In the meantime, Petra has been earning her keep teaching people to long rein. She has also officially gone barefoot and is being attended by Tim Mockford, Equine Podiatrist. I'll let you know how she and Chancer get on.

This week I seem to have been working with continental horses the whole time - Arthur, who was one of the French Rescue although he was in utero at the time, Betty, Aquilino and Zimbral. Arthur is a solid little chap, most likely a Breton or an Ardennes cross. He also has a solid nature and should prove to be a reliable soul. We were teaching him how to pick up his feet for the trimmer. Aquilino, an Andulusian colt who is now 10 months old had his first headcollar on yesterday. It was a delicate job because he is pretty colty and nifty too but all went well and he looked very smart in his new headcollar. By the end of the 2 hour session he had started a few steps of leading and had his wormer without any fuss.
E-mail from Frazer (owner of Aquilino):
I was delighted with the progress we made and it was great to see him with the headcollar on and the wormer done. I thought you did a fantastic job!!

I finished the day with Zimbral who is heaven on four legs. He is maturing nicely and starting to be ridden regularly. He is turned out during the day now (he wasn't turned out at all in Portugal) and really enjoying himself.

E-mail received from Emma his owner: "I dread to think how he would have ended up if I hadn't had sessions with you from the beginning....."

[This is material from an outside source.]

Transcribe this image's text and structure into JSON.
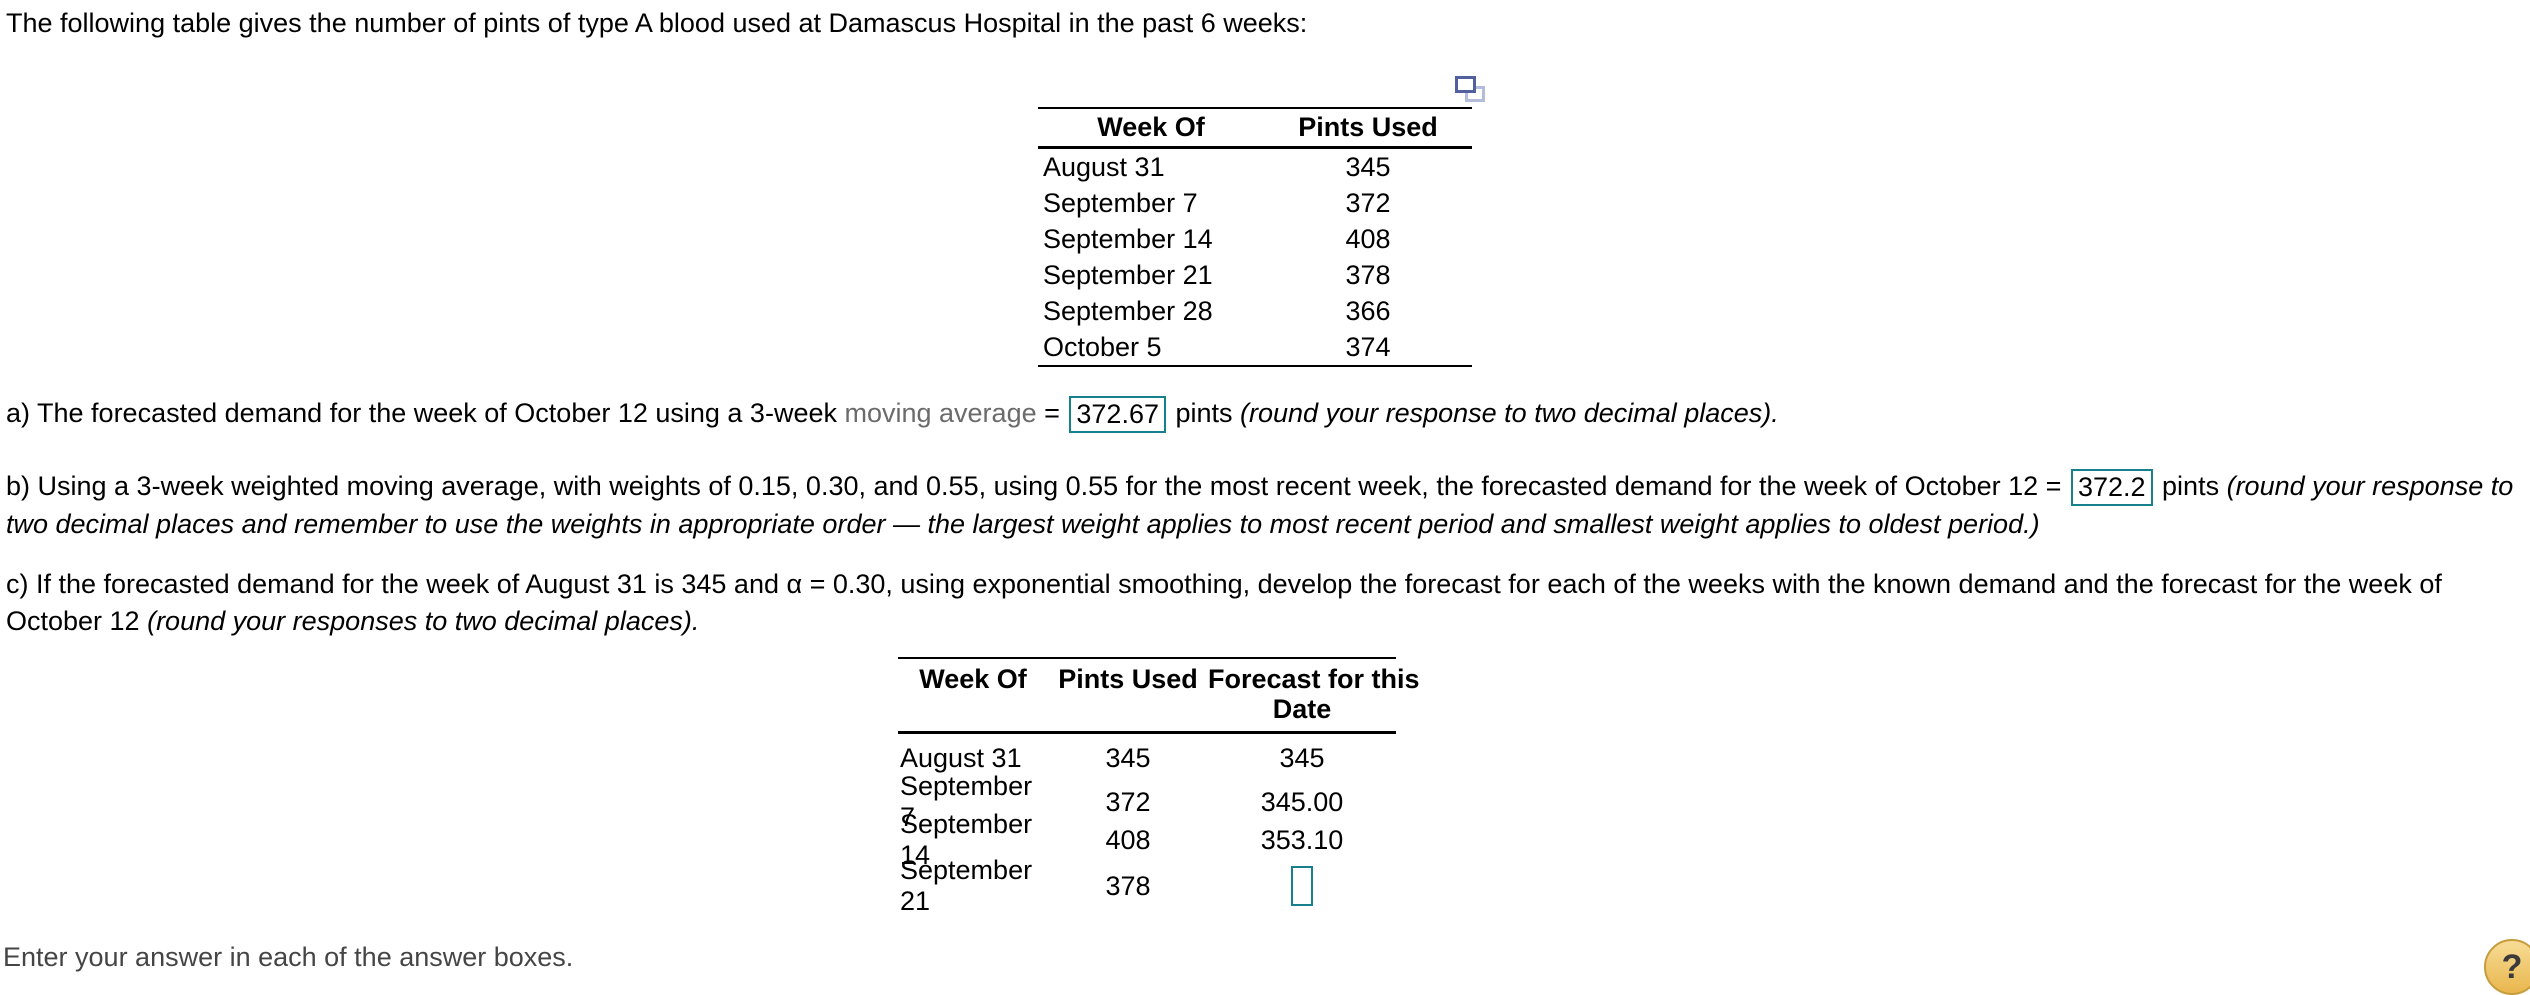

Great news about Intelligent Horsemanship and the British Horse Society. Kelly's unfailing diplomacy has finally started to open doors and both organisations are starting to recognise that there is nothing mutually exclusive and much that is entirely complementary in the techniques that they use. Good tradition has never included the use of violence and much of the BHS manuals is about safe systems of working with horses. If this was infused with horse logic, instead of some of the military logic from which the BHS derived, the welfare of horses would definitely be paramount.